В профессорском кружке, где Васильцев вращался до тех пор, меньше всего пришло бы кому-либо в голову заподозрить его в трусости; наоборот, товарищи постоянно дрожали, как бы он своей неуместной строптивостью и их не подвел под ответ. Когда профессорской карьере его был положен столь неожиданный конец, даже самые храбрые из его приятелей печально соглашались:
— Это было неизбежно! Разве с такой буйной головой, как у Васильцева, можно прожить в России!
Сам Степан Михайлович сознавал себя в душе очень смелым человеком. В своих сокровенных мечтах — в тех мечтах, в которых не признаешься даже близкому другу, — он любил воображать себя в разных необычайных положениях и не раз из глубины своего кабинета участвовал в защите баррикады.
Тем не менее, несмотря на свою всеми признанную храбрость, к деревенским собакам, про которых шла молва, что они прошлой весной растерзали прохожую побирушку, и к деревенскому быку, который уже два раза подымал на рога пастуха, Васильцев питал, надо признаться, очень большое почтение и всячески избегал ближайшего с ними знакомства.
Однажды случилось ему отойти довольно далеко от дома. Большая дорога осталась в стороне. Шел он, по привычке заложив руки за спину, понурив голову, погруженный в мысли и не глядя по сторонам. Вдруг, очнувшись, он увидел себя в довольно затруднительном положении: кругом его топкий луг, в котором, чуть сойдешь с узенькой тропинки, нога уходит по щиколотку в жидкую кашицу. Перед ним довольно широкий ручей, а сзади слышится топот и мычание деревенского стада.

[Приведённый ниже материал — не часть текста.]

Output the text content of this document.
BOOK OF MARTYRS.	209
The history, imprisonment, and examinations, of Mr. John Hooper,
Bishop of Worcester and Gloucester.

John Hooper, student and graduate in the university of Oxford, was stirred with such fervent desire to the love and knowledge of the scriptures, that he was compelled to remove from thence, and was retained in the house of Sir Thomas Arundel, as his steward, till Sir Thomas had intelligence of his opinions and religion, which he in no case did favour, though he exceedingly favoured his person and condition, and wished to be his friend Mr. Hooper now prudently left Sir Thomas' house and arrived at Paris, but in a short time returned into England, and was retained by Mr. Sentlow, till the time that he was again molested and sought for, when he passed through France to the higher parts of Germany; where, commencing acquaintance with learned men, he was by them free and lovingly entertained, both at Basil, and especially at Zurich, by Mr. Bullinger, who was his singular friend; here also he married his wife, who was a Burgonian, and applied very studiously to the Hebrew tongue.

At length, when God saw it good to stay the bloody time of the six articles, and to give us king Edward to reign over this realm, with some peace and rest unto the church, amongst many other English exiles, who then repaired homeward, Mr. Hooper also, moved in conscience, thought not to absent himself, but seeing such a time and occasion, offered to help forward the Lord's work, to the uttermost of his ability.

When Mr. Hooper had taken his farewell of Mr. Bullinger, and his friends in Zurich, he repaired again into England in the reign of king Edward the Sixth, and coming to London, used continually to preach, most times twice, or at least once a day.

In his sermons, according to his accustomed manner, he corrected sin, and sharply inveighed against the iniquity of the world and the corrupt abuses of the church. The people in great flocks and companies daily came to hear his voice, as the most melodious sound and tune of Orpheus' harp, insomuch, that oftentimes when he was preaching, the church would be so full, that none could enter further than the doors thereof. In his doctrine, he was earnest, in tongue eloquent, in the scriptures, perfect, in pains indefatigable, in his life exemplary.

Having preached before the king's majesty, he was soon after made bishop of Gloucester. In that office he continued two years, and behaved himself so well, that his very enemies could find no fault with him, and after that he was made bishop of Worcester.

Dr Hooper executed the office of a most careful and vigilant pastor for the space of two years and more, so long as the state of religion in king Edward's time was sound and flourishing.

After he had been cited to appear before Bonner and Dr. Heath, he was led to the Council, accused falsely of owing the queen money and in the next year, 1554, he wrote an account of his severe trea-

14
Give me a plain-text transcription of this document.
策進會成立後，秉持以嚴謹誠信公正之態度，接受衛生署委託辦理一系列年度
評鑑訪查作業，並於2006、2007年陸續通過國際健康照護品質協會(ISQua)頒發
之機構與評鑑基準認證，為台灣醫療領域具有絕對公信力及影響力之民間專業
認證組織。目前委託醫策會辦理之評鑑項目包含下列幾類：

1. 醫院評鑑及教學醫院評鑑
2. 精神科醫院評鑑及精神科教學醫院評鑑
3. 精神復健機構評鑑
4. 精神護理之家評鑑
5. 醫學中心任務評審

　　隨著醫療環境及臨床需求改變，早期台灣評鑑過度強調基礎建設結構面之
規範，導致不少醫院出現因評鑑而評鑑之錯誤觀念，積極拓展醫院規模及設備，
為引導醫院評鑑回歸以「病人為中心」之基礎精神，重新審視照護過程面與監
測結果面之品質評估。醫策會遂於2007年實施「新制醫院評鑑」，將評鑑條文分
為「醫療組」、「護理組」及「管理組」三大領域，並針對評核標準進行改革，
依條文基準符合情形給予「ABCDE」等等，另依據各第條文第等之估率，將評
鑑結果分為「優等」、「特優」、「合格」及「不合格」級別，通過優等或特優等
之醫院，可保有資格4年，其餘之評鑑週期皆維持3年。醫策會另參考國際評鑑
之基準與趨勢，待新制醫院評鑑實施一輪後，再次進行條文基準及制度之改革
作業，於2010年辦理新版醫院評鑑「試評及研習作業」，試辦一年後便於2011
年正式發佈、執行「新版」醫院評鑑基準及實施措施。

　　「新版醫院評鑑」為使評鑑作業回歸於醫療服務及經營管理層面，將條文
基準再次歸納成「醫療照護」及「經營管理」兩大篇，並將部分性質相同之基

— Эй, пастух! Придержи твою скотину, — подумал было закричать Васильцев.
Но пастух, мальчишка лет пятнадцати, слабосильный и слабоумный — затем его отдали в пастухи, что он ни к какому другому делу не годился, — только промычал что-то бессвязное в ответ и загоготал глупым, идиотским смехом.
Васильцев стоял в нерешительности.
— Прыгайте через ручей. Он ведь не глубок! — раздался вдруг молодой, почти детский голос, в котором звучали нотки смеха.
Васильцев посмотрел в ту сторону, откуда пришел ему добрый совет, и увидел на холмике, на противоположном берегу ручья, шагах в двадцати от себя, не то барышню, не то просто девочку, лет пятнадцати, в соломенной шляпке, обвитой выцветшей ленточкой, и в простеньком ситцевом платье, слишком узком в груди и коротком внизу и в рукавах.
Вера, тоже загнанная сюда скукой, уже давно, от нечего делать, наблюдала этого забавного, худого человека, затруднявшегося перед такими пустяками.
— Прыгайте смелей! — закричала она еще раз, но Васильцев все не решался.
Тогда Вера сбежала с холма, бесстрашно зашлепала старенькими ботинками по топкому лугу, притащила откуда-то доску и с размаха перебросила ее через ручей, густо обдав грязью свои белые чулки и серые панталоны соседа.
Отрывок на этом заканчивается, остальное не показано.